Não conheço prática generalizada ou já consagrada para a posição do símbolo da moeda norte-americana. No entanto, em português, afigura-se razoável que tal símbolo apareça na mesma posição que o do euro, ou seja, à direita do valor, generalizando o critério definido pelo Código de Redação Interinstitucional para o euro.
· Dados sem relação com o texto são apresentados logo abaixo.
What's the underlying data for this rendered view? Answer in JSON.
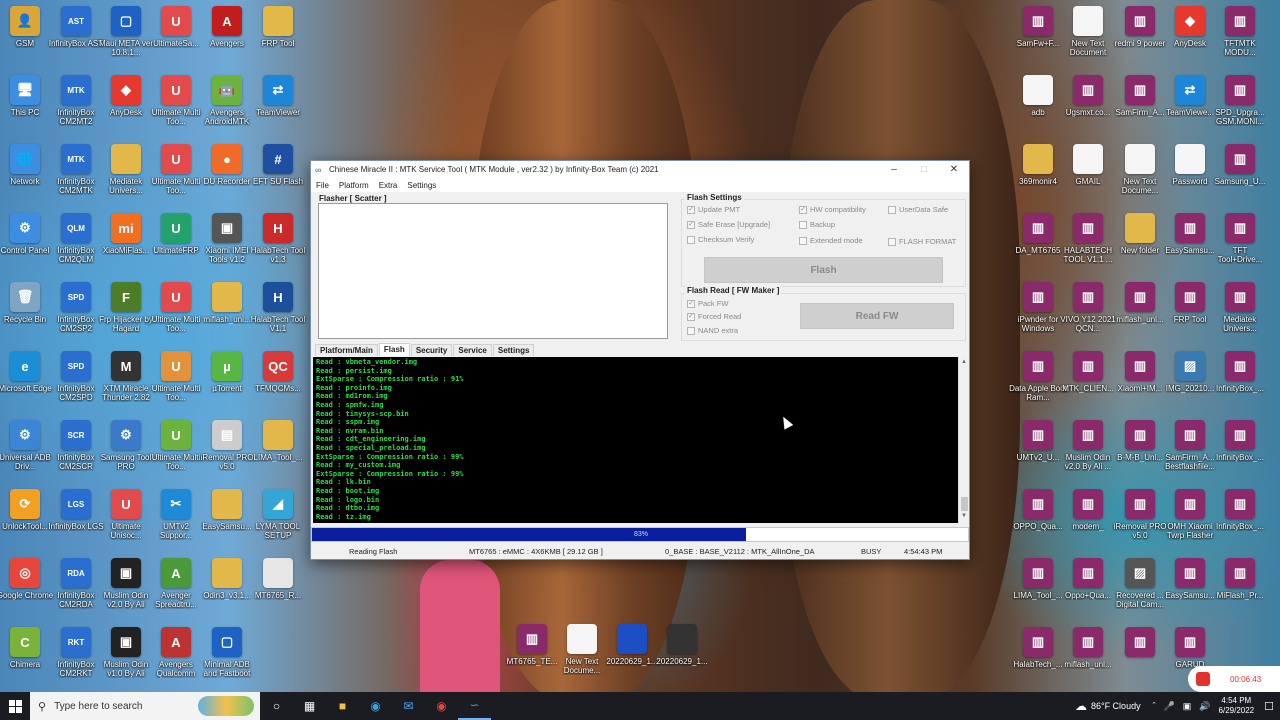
{
  "colors": {
    "accent": "#0a1f9e",
    "log_text": "#2bdc4b",
    "rec": "#e53030"
  },
  "desktop": {
    "left_icons": [
      {
        "label": "GSM",
        "icon": "folder-person-icon",
        "color": "#d9a63a",
        "glyph": "👤"
      },
      {
        "label": "InfinityBox AST",
        "icon": "infinitybox-icon",
        "color": "#2a6ecf",
        "glyph": "AST"
      },
      {
        "label": "Maui META ver 10.8.1...",
        "icon": "app-window-icon",
        "color": "#1d62c4",
        "glyph": "▢"
      },
      {
        "label": "UltimateSa...",
        "icon": "ultimate-icon",
        "color": "#e24b4b",
        "glyph": "U"
      },
      {
        "label": "Avengers",
        "icon": "avengers-icon",
        "color": "#c11d1d",
        "glyph": "A"
      },
      {
        "label": "FRP Tool",
        "icon": "folder-icon",
        "color": "#e3b84a",
        "glyph": ""
      },
      {
        "label": "This PC",
        "icon": "computer-icon",
        "color": "#3d8ee0",
        "glyph": "🖥"
      },
      {
        "label": "InfinityBox CM2MT2",
        "icon": "infinitybox-icon",
        "color": "#2a6ecf",
        "glyph": "MTK"
      },
      {
        "label": "AnyDesk",
        "icon": "anydesk-icon",
        "color": "#e5382e",
        "glyph": "◆"
      },
      {
        "label": "Ultimate Multi Too...",
        "icon": "ultimate-icon",
        "color": "#e24b4b",
        "glyph": "U"
      },
      {
        "label": "Avengers AndroidMTK",
        "icon": "android-icon",
        "color": "#6cb33e",
        "glyph": "🤖"
      },
      {
        "label": "TeamViewer",
        "icon": "teamviewer-icon",
        "color": "#1e86d9",
        "glyph": "⇄"
      },
      {
        "label": "Network",
        "icon": "network-icon",
        "color": "#3d8ee0",
        "glyph": "🌐"
      },
      {
        "label": "InfinityBox CM2MTK",
        "icon": "infinitybox-icon",
        "color": "#2a6ecf",
        "glyph": "MTK"
      },
      {
        "label": "Mediatek Univers...",
        "icon": "folder-icon",
        "color": "#e3b84a",
        "glyph": ""
      },
      {
        "label": "Ultimate Multi Too...",
        "icon": "ultimate-icon",
        "color": "#e24b4b",
        "glyph": "U"
      },
      {
        "label": "DU Recorder",
        "icon": "recorder-icon",
        "color": "#f06a2a",
        "glyph": "●"
      },
      {
        "label": "EFT SU Flash",
        "icon": "eft-icon",
        "color": "#1e4fa0",
        "glyph": "#"
      },
      {
        "label": "Control Panel",
        "icon": "control-panel-icon",
        "color": "#3d8ee0",
        "glyph": "⚙"
      },
      {
        "label": "InfinityBox CM2QLM",
        "icon": "infinitybox-icon",
        "color": "#2a6ecf",
        "glyph": "QLM"
      },
      {
        "label": "XiaoMiFlas...",
        "icon": "xiaomi-icon",
        "color": "#f26f21",
        "glyph": "mi"
      },
      {
        "label": "UltimateFRP",
        "icon": "ultimate-icon",
        "color": "#23a36b",
        "glyph": "U"
      },
      {
        "label": "Xiaomi IMEI Tools v1.2",
        "icon": "xiaomi-imei-icon",
        "color": "#555",
        "glyph": "▣"
      },
      {
        "label": "HalabTech Tool v1.3",
        "icon": "halabtech-icon",
        "color": "#c92a2a",
        "glyph": "H"
      },
      {
        "label": "Recycle Bin",
        "icon": "recycle-bin-icon",
        "color": "#7fa4c4",
        "glyph": "🗑"
      },
      {
        "label": "InfinityBox CM2SP2",
        "icon": "infinitybox-icon",
        "color": "#2a6ecf",
        "glyph": "SPD"
      },
      {
        "label": "Frp Hijacker by Hagard",
        "icon": "frp-icon",
        "color": "#4e7d2a",
        "glyph": "F"
      },
      {
        "label": "Ultimate Multi Too...",
        "icon": "ultimate-icon",
        "color": "#e24b4b",
        "glyph": "U"
      },
      {
        "label": "miflash_uni...",
        "icon": "folder-icon",
        "color": "#e3b84a",
        "glyph": ""
      },
      {
        "label": "HalabTech Tool V1.1",
        "icon": "halabtech-icon",
        "color": "#1d4f9a",
        "glyph": "H"
      },
      {
        "label": "Microsoft Edge",
        "icon": "edge-icon",
        "color": "#1a8fd6",
        "glyph": "e"
      },
      {
        "label": "InfinityBox CM2SPD",
        "icon": "infinitybox-icon",
        "color": "#2a6ecf",
        "glyph": "SPD"
      },
      {
        "label": "XTM Miracle Thunder 2.82",
        "icon": "miracle-icon",
        "color": "#333",
        "glyph": "M"
      },
      {
        "label": "Ultimate Multi Too...",
        "icon": "ultimate-icon",
        "color": "#e2923a",
        "glyph": "U"
      },
      {
        "label": "µTorrent",
        "icon": "utorrent-icon",
        "color": "#59b544",
        "glyph": "µ"
      },
      {
        "label": "TFMQCMs...",
        "icon": "tfm-icon",
        "color": "#d63a3a",
        "glyph": "QC"
      },
      {
        "label": "Universal ADB Driv...",
        "icon": "adb-driver-icon",
        "color": "#3a86d4",
        "glyph": "⚙"
      },
      {
        "label": "InfinityBox CM2SCR",
        "icon": "infinitybox-icon",
        "color": "#2a6ecf",
        "glyph": "SCR"
      },
      {
        "label": "Samsung Tool PRO",
        "icon": "samsung-tool-icon",
        "color": "#3a7ac9",
        "glyph": "⚙"
      },
      {
        "label": "Ultimate Multi Too...",
        "icon": "ultimate-icon",
        "color": "#6cb33e",
        "glyph": "U"
      },
      {
        "label": "iRemoval PRO v5.0",
        "icon": "iremoval-icon",
        "color": "#ccc",
        "glyph": "▤"
      },
      {
        "label": "LIMA_Tool_...",
        "icon": "folder-icon",
        "color": "#e3b84a",
        "glyph": ""
      },
      {
        "label": "UnlockTool...",
        "icon": "unlocktool-icon",
        "color": "#f2a024",
        "glyph": "⟳"
      },
      {
        "label": "InfinityBox LGS",
        "icon": "infinitybox-icon",
        "color": "#2a6ecf",
        "glyph": "LGS"
      },
      {
        "label": "Ultimate Unisoc...",
        "icon": "ultimate-icon",
        "color": "#e24b4b",
        "glyph": "U"
      },
      {
        "label": "UMTv2 Suppor...",
        "icon": "umt-icon",
        "color": "#1e8bd6",
        "glyph": "✂"
      },
      {
        "label": "EasySamsu...",
        "icon": "folder-icon",
        "color": "#e3b84a",
        "glyph": ""
      },
      {
        "label": "LYMA TOOL SETUP",
        "icon": "lyma-icon",
        "color": "#33a6d6",
        "glyph": "◢"
      },
      {
        "label": "Google Chrome",
        "icon": "chrome-icon",
        "color": "#e8453c",
        "glyph": "◎"
      },
      {
        "label": "InfinityBox CM2RDA",
        "icon": "infinitybox-icon",
        "color": "#2a6ecf",
        "glyph": "RDA"
      },
      {
        "label": "Muslim Odin v2.0 By Ali",
        "icon": "odin-icon",
        "color": "#222",
        "glyph": "▣"
      },
      {
        "label": "Avenger Spreadtru...",
        "icon": "avenger-icon",
        "color": "#4a9a3a",
        "glyph": "A"
      },
      {
        "label": "Odin3_v3.1...",
        "icon": "folder-icon",
        "color": "#e3b84a",
        "glyph": ""
      },
      {
        "label": "MT6765_R...",
        "icon": "file-icon",
        "color": "#e6e6e6",
        "glyph": ""
      },
      {
        "label": "Chimera",
        "icon": "chimera-icon",
        "color": "#7ab33a",
        "glyph": "C"
      },
      {
        "label": "InfinityBox CM2RKT",
        "icon": "infinitybox-icon",
        "color": "#2a6ecf",
        "glyph": "RKT"
      },
      {
        "label": "Muslim Odin v1.0 By Ali",
        "icon": "odin-icon",
        "color": "#222",
        "glyph": "▣"
      },
      {
        "label": "Avengers Qualcomm",
        "icon": "avengers-qualcomm-icon",
        "color": "#b33",
        "glyph": "A"
      },
      {
        "label": "Minimal ADB and Fastboot",
        "icon": "adb-icon",
        "color": "#1e62c4",
        "glyph": "▢"
      }
    ],
    "right_icons": [
      {
        "label": "SamFw+F...",
        "icon": "winrar-icon",
        "color": "#8b2a6a",
        "glyph": "▥"
      },
      {
        "label": "New Text Document",
        "icon": "text-file-icon",
        "color": "#f5f5f5",
        "glyph": ""
      },
      {
        "label": "redmi 9 power",
        "icon": "winrar-icon",
        "color": "#8b2a6a",
        "glyph": "▥"
      },
      {
        "label": "AnyDesk",
        "icon": "anydesk-icon",
        "color": "#e5382e",
        "glyph": "◆"
      },
      {
        "label": "TFTMTK MODU...",
        "icon": "winrar-icon",
        "color": "#8b2a6a",
        "glyph": "▥"
      },
      {
        "label": "adb",
        "icon": "file-icon",
        "color": "#f5f5f5",
        "glyph": ""
      },
      {
        "label": "Ugsmxt.co...",
        "icon": "winrar-icon",
        "color": "#8b2a6a",
        "glyph": "▥"
      },
      {
        "label": "SamFirm_A...",
        "icon": "winrar-icon",
        "color": "#8b2a6a",
        "glyph": "▥"
      },
      {
        "label": "TeamViewe...",
        "icon": "teamviewer-icon",
        "color": "#1e86d9",
        "glyph": "⇄"
      },
      {
        "label": "SPD_Upgra... GSM.MONI...",
        "icon": "winrar-icon",
        "color": "#8b2a6a",
        "glyph": "▥"
      },
      {
        "label": "369monir4",
        "icon": "folder-icon",
        "color": "#e3b84a",
        "glyph": ""
      },
      {
        "label": "GMAIL",
        "icon": "text-file-icon",
        "color": "#f5f5f5",
        "glyph": ""
      },
      {
        "label": "New Text Docume...",
        "icon": "text-file-icon",
        "color": "#f5f5f5",
        "glyph": ""
      },
      {
        "label": "Password",
        "icon": "text-file-icon",
        "color": "#f5f5f5",
        "glyph": ""
      },
      {
        "label": "Samsung_U...",
        "icon": "winrar-icon",
        "color": "#8b2a6a",
        "glyph": "▥"
      },
      {
        "label": "DA_MT6765",
        "icon": "winrar-icon",
        "color": "#8b2a6a",
        "glyph": "▥"
      },
      {
        "label": "HALABTECH TOOL V1.1 ...",
        "icon": "winrar-icon",
        "color": "#8b2a6a",
        "glyph": "▥"
      },
      {
        "label": "New folder",
        "icon": "folder-icon",
        "color": "#e3b84a",
        "glyph": ""
      },
      {
        "label": "EasySamsu...",
        "icon": "winrar-icon",
        "color": "#8b2a6a",
        "glyph": "▥"
      },
      {
        "label": "TFT Tool+Drive...",
        "icon": "winrar-icon",
        "color": "#8b2a6a",
        "glyph": "▥"
      },
      {
        "label": "iPwnder for Windows",
        "icon": "winrar-icon",
        "color": "#8b2a6a",
        "glyph": "▥"
      },
      {
        "label": "VIVO Y12 2021 QCN...",
        "icon": "winrar-icon",
        "color": "#8b2a6a",
        "glyph": "▥"
      },
      {
        "label": "miflash_unl...",
        "icon": "winrar-icon",
        "color": "#8b2a6a",
        "glyph": "▥"
      },
      {
        "label": "FRP Tool",
        "icon": "winrar-icon",
        "color": "#8b2a6a",
        "glyph": "▥"
      },
      {
        "label": "Mediatek Univers...",
        "icon": "winrar-icon",
        "color": "#8b2a6a",
        "glyph": "▥"
      },
      {
        "label": "Data Apple Boot Ram...",
        "icon": "winrar-icon",
        "color": "#8b2a6a",
        "glyph": "▥"
      },
      {
        "label": "MTK_CLIEN...",
        "icon": "winrar-icon",
        "color": "#8b2a6a",
        "glyph": "▥"
      },
      {
        "label": "Xiaomi+IM...",
        "icon": "winrar-icon",
        "color": "#8b2a6a",
        "glyph": "▥"
      },
      {
        "label": "IMG_20210...",
        "icon": "image-icon",
        "color": "#3a7ab0",
        "glyph": "▨"
      },
      {
        "label": "InfinityBox_...",
        "icon": "winrar-icon",
        "color": "#8b2a6a",
        "glyph": "▥"
      },
      {
        "label": "UMTv2_U...",
        "icon": "winrar-icon",
        "color": "#8b2a6a",
        "glyph": "▥"
      },
      {
        "label": "Muslim Odin v2.0 By Ali ...",
        "icon": "winrar-icon",
        "color": "#8b2a6a",
        "glyph": "▥"
      },
      {
        "label": "B-M-B_Unl...",
        "icon": "winrar-icon",
        "color": "#8b2a6a",
        "glyph": "▥"
      },
      {
        "label": "SamFirm_A... Bestflashfile...",
        "icon": "winrar-icon",
        "color": "#8b2a6a",
        "glyph": "▥"
      },
      {
        "label": "InfinityBox_...",
        "icon": "winrar-icon",
        "color": "#8b2a6a",
        "glyph": "▥"
      },
      {
        "label": "OPPO_Qua...",
        "icon": "winrar-icon",
        "color": "#8b2a6a",
        "glyph": "▥"
      },
      {
        "label": "modem_",
        "icon": "winrar-icon",
        "color": "#8b2a6a",
        "glyph": "▥"
      },
      {
        "label": "iRemoval PRO v5.0",
        "icon": "winrar-icon",
        "color": "#8b2a6a",
        "glyph": "▥"
      },
      {
        "label": "OMH Xiaomi Twrp Flasher",
        "icon": "winrar-icon",
        "color": "#8b2a6a",
        "glyph": "▥"
      },
      {
        "label": "InfinityBox_...",
        "icon": "winrar-icon",
        "color": "#8b2a6a",
        "glyph": "▥"
      },
      {
        "label": "LIMA_Tool_...",
        "icon": "winrar-icon",
        "color": "#8b2a6a",
        "glyph": "▥"
      },
      {
        "label": "Oppo+Qua...",
        "icon": "winrar-icon",
        "color": "#8b2a6a",
        "glyph": "▥"
      },
      {
        "label": "Recovered ... Digital Cam...",
        "icon": "image-icon",
        "color": "#555",
        "glyph": "▨"
      },
      {
        "label": "EasySamsu...",
        "icon": "winrar-icon",
        "color": "#8b2a6a",
        "glyph": "▥"
      },
      {
        "label": "MiFlash_Pr...",
        "icon": "winrar-icon",
        "color": "#8b2a6a",
        "glyph": "▥"
      },
      {
        "label": "HalabTech_...",
        "icon": "winrar-icon",
        "color": "#8b2a6a",
        "glyph": "▥"
      },
      {
        "label": "miflash_unl...",
        "icon": "winrar-icon",
        "color": "#8b2a6a",
        "glyph": "▥"
      },
      {
        "label": "",
        "icon": "winrar-icon",
        "color": "#8b2a6a",
        "glyph": "▥"
      },
      {
        "label": "GARUD",
        "icon": "winrar-icon",
        "color": "#8b2a6a",
        "glyph": "▥"
      }
    ],
    "bottom_icons": [
      {
        "label": "MT6765_TE...",
        "icon": "winrar-icon",
        "color": "#8b2a6a",
        "glyph": "▥"
      },
      {
        "label": "New Text Docume...",
        "icon": "text-file-icon",
        "color": "#f5f5f5",
        "glyph": ""
      },
      {
        "label": "20220629_1...",
        "icon": "phone-image-icon",
        "color": "#1d4fc4",
        "glyph": ""
      },
      {
        "label": "20220629_1...",
        "icon": "phone-image-icon",
        "color": "#333",
        "glyph": ""
      }
    ]
  },
  "window": {
    "title": "Chinese Miracle II : MTK Service Tool ( MTK Module , ver2.32 ) by Infinity-Box Team (c) 2021",
    "menu": [
      "File",
      "Platform",
      "Extra",
      "Settings"
    ],
    "flasher_label": "Flasher [ Scatter ]",
    "flash_settings": {
      "title": "Flash Settings",
      "col1": [
        {
          "label": "Update PMT",
          "checked": true
        },
        {
          "label": "Safe Erase [Upgrade]",
          "checked": true
        },
        {
          "label": "Checksum Verify",
          "checked": false
        }
      ],
      "col2": [
        {
          "label": "HW compatibility",
          "checked": true
        },
        {
          "label": "Backup",
          "checked": false
        },
        {
          "label": "Extended mode",
          "checked": false
        }
      ],
      "col3": [
        {
          "label": "UserData Safe",
          "checked": false
        },
        {
          "label": "FLASH FORMAT",
          "checked": false
        }
      ],
      "button": "Flash"
    },
    "flash_read": {
      "title": "Flash Read [ FW Maker ]",
      "options": [
        {
          "label": "Pack FW",
          "checked": true
        },
        {
          "label": "Forced Read",
          "checked": true
        },
        {
          "label": "NAND extra",
          "checked": false
        }
      ],
      "button": "Read FW"
    },
    "tabs": [
      {
        "label": "Platform/Main",
        "active": false
      },
      {
        "label": "Flash",
        "active": true
      },
      {
        "label": "Security",
        "active": false
      },
      {
        "label": "Service",
        "active": false
      },
      {
        "label": "Settings",
        "active": false
      }
    ],
    "log_lines": [
      "Read : vbmeta_vendor.img",
      "Read : persist.img",
      "ExtSparse : Compression ratio : 91%",
      "Read : proinfo.img",
      "Read : md1rom.img",
      "Read : spmfw.img",
      "Read : tinysys-scp.bin",
      "Read : sspm.img",
      "Read : nvram.bin",
      "Read : cdt_engineering.img",
      "Read : special_preload.img",
      "ExtSparse : Compression ratio : 99%",
      "Read : my_custom.img",
      "ExtSparse : Compression ratio : 99%",
      "Read : lk.bin",
      "Read : boot.img",
      "Read : logo.bin",
      "Read : dtbo.img",
      "Read : tz.img"
    ],
    "progress": {
      "percent": 83,
      "label": "83%"
    },
    "status": {
      "state": "Reading Flash",
      "device": "MT6765 : eMMC : 4X6KMB  [ 29.12 GB ]",
      "base": "0_BASE : BASE_V2112 : MTK_AllInOne_DA",
      "busy": "BUSY",
      "time": "4:54:43 PM"
    }
  },
  "taskbar": {
    "search_placeholder": "Type here to search",
    "weather": "86°F  Cloudy",
    "time": "4:54 PM",
    "date": "6/29/2022"
  },
  "recorder": {
    "elapsed": "00:06:43"
  }
}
É este, de resto, o procedimento previsto por um guia de estilo do Centro de Informação Europeia Jacques Delors, que parece determinar (p. 17) que a representação das moedas siga a do euro: ou seja, se o símbolo € ocorre à direita do valor, com espaço, então o símbolo $ também deve figurar assim: 30 $ (ou 30 USD, para usar o código ISO).

Pergunta:

1) Existem ou, pelos sufixos -ista e -ico, são aceitáveis as palavras "esnobista" e "blasfêmico"? Encontro-as nas edições de A Cinza do Purgatório: ensaios, do austro-brasileiro Otto Maria Carpeaux:

a) «Ao mesmo tempo, [Hugo von Hofmannsthal] ocupa-se em refazer La vida es sueño, de Calderón: que anacronismos, estes enfadonhos arranjos, seguindo a moda **esnobista** do barroquismo! ― dizem os literatos.»
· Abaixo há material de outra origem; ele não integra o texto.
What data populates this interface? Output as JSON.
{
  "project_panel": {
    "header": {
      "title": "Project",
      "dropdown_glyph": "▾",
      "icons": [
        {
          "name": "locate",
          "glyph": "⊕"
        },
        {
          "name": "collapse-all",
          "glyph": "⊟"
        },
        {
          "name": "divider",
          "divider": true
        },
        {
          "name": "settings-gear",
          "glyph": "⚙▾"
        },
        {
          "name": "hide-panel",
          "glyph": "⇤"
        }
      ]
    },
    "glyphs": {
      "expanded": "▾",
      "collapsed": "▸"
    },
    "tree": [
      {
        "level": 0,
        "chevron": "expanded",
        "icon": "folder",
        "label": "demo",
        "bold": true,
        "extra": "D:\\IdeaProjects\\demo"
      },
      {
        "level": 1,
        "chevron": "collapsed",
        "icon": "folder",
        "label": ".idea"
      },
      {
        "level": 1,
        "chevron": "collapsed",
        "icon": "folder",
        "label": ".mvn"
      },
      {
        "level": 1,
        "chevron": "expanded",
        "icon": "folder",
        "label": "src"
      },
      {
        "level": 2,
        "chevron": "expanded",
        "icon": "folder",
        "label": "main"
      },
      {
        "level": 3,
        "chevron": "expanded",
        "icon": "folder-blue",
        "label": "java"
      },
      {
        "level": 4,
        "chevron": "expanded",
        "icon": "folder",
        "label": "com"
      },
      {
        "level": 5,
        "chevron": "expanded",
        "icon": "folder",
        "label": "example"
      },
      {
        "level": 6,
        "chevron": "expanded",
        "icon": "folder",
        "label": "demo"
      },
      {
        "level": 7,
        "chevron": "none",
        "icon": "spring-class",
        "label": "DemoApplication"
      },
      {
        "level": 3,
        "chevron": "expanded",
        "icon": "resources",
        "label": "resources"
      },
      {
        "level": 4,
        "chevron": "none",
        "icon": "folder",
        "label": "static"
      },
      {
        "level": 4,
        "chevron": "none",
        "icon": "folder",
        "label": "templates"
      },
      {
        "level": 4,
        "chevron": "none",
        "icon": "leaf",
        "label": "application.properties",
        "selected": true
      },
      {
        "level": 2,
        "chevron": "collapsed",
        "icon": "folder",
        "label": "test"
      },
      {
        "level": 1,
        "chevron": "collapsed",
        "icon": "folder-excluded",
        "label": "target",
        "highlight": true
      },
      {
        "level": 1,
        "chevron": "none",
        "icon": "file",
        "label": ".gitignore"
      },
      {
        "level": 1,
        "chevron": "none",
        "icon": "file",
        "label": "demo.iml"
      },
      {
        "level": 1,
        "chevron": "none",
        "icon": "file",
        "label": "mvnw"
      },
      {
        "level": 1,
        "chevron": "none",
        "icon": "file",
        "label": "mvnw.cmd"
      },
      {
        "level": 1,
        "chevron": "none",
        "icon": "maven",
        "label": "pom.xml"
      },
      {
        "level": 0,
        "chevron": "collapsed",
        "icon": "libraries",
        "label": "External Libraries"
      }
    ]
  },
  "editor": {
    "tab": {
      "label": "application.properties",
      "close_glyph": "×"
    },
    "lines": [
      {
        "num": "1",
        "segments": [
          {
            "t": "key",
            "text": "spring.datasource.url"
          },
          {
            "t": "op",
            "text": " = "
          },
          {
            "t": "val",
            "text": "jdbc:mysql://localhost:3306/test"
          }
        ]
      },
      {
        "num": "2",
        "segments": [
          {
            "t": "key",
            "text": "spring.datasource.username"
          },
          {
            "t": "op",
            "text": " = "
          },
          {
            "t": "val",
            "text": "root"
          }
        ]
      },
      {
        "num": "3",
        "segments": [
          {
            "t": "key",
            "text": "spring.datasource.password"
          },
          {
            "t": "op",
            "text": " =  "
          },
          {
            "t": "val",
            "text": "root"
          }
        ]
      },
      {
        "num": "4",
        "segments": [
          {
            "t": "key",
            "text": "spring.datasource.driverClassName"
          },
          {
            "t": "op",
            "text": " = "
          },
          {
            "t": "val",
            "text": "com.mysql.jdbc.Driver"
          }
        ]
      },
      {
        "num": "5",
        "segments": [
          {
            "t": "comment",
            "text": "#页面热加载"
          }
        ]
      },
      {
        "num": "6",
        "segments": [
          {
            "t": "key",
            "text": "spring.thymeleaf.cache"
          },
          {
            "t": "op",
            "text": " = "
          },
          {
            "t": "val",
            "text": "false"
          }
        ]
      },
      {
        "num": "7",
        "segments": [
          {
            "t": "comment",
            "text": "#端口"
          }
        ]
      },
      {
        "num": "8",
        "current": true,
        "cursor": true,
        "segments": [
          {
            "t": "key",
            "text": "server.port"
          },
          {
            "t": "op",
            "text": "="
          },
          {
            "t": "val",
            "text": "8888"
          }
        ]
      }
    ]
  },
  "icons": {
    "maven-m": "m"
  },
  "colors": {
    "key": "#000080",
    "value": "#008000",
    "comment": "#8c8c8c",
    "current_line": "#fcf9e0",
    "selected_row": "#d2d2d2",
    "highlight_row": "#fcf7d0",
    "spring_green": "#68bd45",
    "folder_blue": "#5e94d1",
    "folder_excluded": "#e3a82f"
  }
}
b) «O homem, em Kafka, não vê na sua miséria a conseqüência da sua condição humana. Revolta-se. Acusa Deus, como Ivan Karamazov. A face de Deus, em sua obra, adquire traços **blasfêmicos**.»

2) Se existente ou aceitável, poderia dizer que "esnobista" é "neologismo", ou então, hipérbole de esnobe? Que poderia dizer?

Grato pela ajuda.

Resposta:

O problema de "esnobista" e "blasfémico" reside no facto de já existirem adjetivos sinónimos, que partilham o mesmo radical (esnob- e blasfem-) e que têm uso atestado, com registo dicionarístico abundante. Com efeito, os dicionários consultados (Houaiss, Caldas Aulete em linha, Porto Editora na Infopédia, Priberam) não registam "esnobista" nem "blasfémico", antes acolhendo os seguintes itens: snob (mantendo a  grafia inglesa no Brasil e em Portugal), esnobe (no Brasil) ou snobe (em Portugal); blasfemo e blasfematório.

Pergunta:

Pode-se usar a palavra entretido neste sentido: «O futebol é uma atividade entretida...»?

Resposta:

Em português, não costuma usar-se entretido em referência àquilo que entretém, mas, sim, a respeito de quem se entretém. Note-se que, em espanhol, se usa entretenido, forma que corresponde a entretido, e à qual se atribui o significado de «divertido». É possível que o caso que o consulente apresenta tenha origem no uso espanhol.